She flicked her eyes to mine as she took a bite.
“Why is it a slip? Do you really think I’d share you? Not in a million fucking years.”
Her lips twitched into a smile as she chewed.
“You didn’t want to share me when we went for coffee, so no, that’s not news. I’ve just never had one of those.”
I squinted at her, leaning forward on the couch.
“One of those? You never dated, even in school?”
“I dated, sure. But no one that I was interested in for more than a couple of dates. I told you my mother was never without a boyfriend, even now. I don’t judge her for that, and as a romance writer, I’d never slut-shame anyone,” she said with a hollow laugh. “But that’s all she cared about. Her next good time. And she’d use my grandmother and then me with Taylor to make sure being a parent never inconvenienced her.”
I nodded, waiting for her to continue.
“I didn’t want to be like that. Mom was a different person for every guy she dated. Would start liking whatever they liked, loved whatever food or music they were into. She used to tell me that’s what you had to do to get a man to like you. That and lose a couple of pounds.” She quirked a brow.
“All of which she was dead wrong about. You know that, right?”
I’d never hit a woman in my life, but I feared the temptation if I ever met Rachel’s mother face-to-face.
“Of course I know that. It’s weird when you have a parent you don’t like. You wonder if all the shitty traits they have somehow made it into your DNA, so you avoid certain situations just in case you can’t help yourself.”
Her shoulders jerked with a chuckle. “I guess that’s how I looked at men for a while. I was afraid if I got too close to one, I’d be tempted to lose myself like she always did. And with my sister, I couldn’t afford to do that.”
“And how do you feel now?”
She dropped her gaze to my rug, the corner of her mouth twitching. “I feel that the right person makes you better. Changes you, but in a good way. I feel more like me when I’m with you than I ever have in my life.”
I knew exactly what she meant. From the moment we met, she both thrilled me and brought me an odd but palpable peace. Talking to her just made me feel better, made me feel less lostand alone, which had been my baseline since I’d blown out my knee and lost my career.
“Same,” was all I could say, sliding my hand to the back of her neck to bring her in for a kiss. It was too early to say everything else I’d been thinking. The instant connection was already enough to scare us both a little, even though we’d finally stopped fighting it.
“So,” she murmured against my lips as she pulled away, “you’re my first boyfriend. At least, the first man I could actually call one.” She flitted her eyes down her torso. “This is really cheesy, isn’t it? I called you my first boyfriend as I’m wearing your jersey—shit,” she hissed as she inspected the hem between her fingers. “I think I got grease on it. I’ll wash it for you.”
I shook my head. “No, you’ll take it home and keep it. There is no way I’d be able to concentrate during a game. I’d picture it draped over your amazing fucking body, and, in case you haven’t noticed, there’s no room in my white pants to get excited.”
She burst out laughing and dropped her head into her hands.
“Now,thatwould make for a good reel,” she said, climbing on my lap. “Thank you,” she whispered and kissed my cheek.
“For what?”
“I’ve never had a…person before. It’s really nice.”
She pressed her head into my chest, curling into a ball as I slid my hand up and down her thigh.

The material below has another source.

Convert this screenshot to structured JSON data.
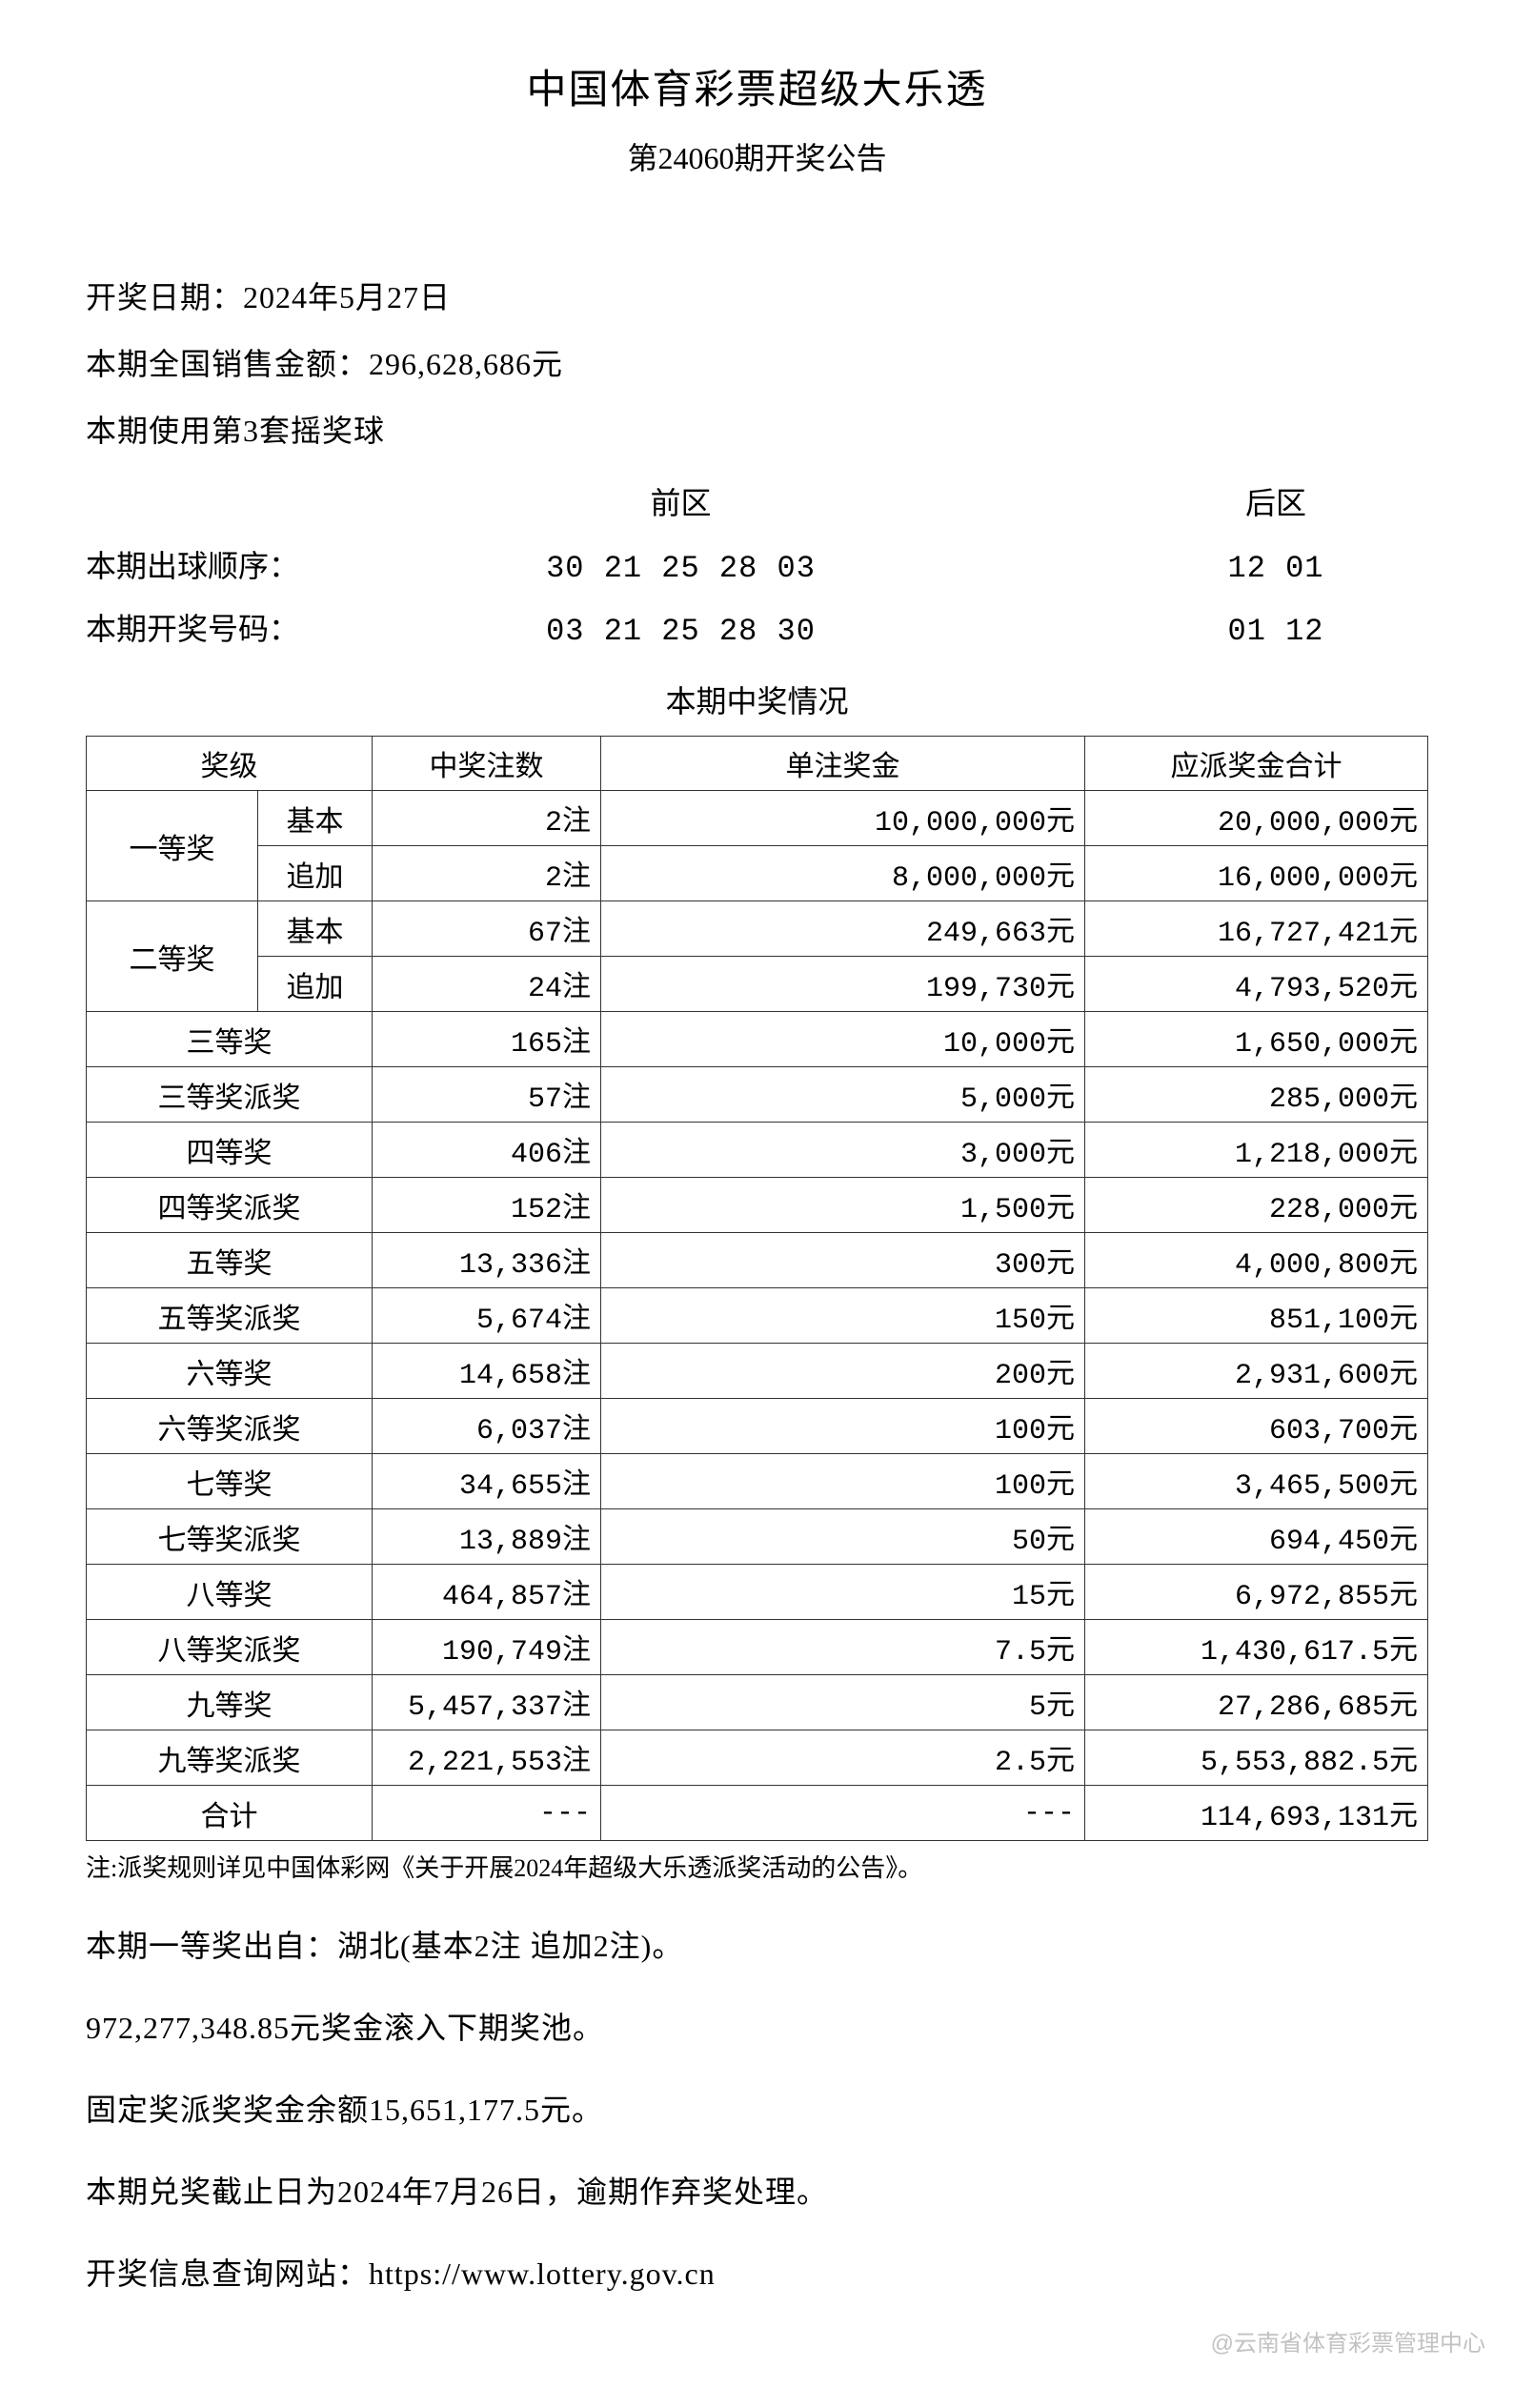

I wanted to be her person, somehow lighten the load of all she’d taken on since she’d been just a kid. I couldn’t fix it all for her, but I was thrilled to get the chance to try.
“Can I ask you something?” Rachel asked as she cuddled next to me in my bed. She’d lost the jersey, finally, and while we’d gone to bed early, I spied two a.m. glowing back at me from the alarm clock on my nightstand.
“I think we’re past all pretense at this point. Ask me anything you want.” I dipped my chin to meet her gaze as I threaded my hands through her hair.
“What happened with your ex-wife? I mean, it’s okay if you don’t want to tell me.”
“No, I’ll tell you.” I shifted to lie on my side. “I met her when I first started playing for Washington. We were together for a few years before we got married, so she knew what my life was like. All the road trips, the training. It never bothered her until we were married. She’d complain I was never home, and when I was, she said I looked like I didn’t want to be there.”
“She was mad at you for traveling when she knew it was part of your job?”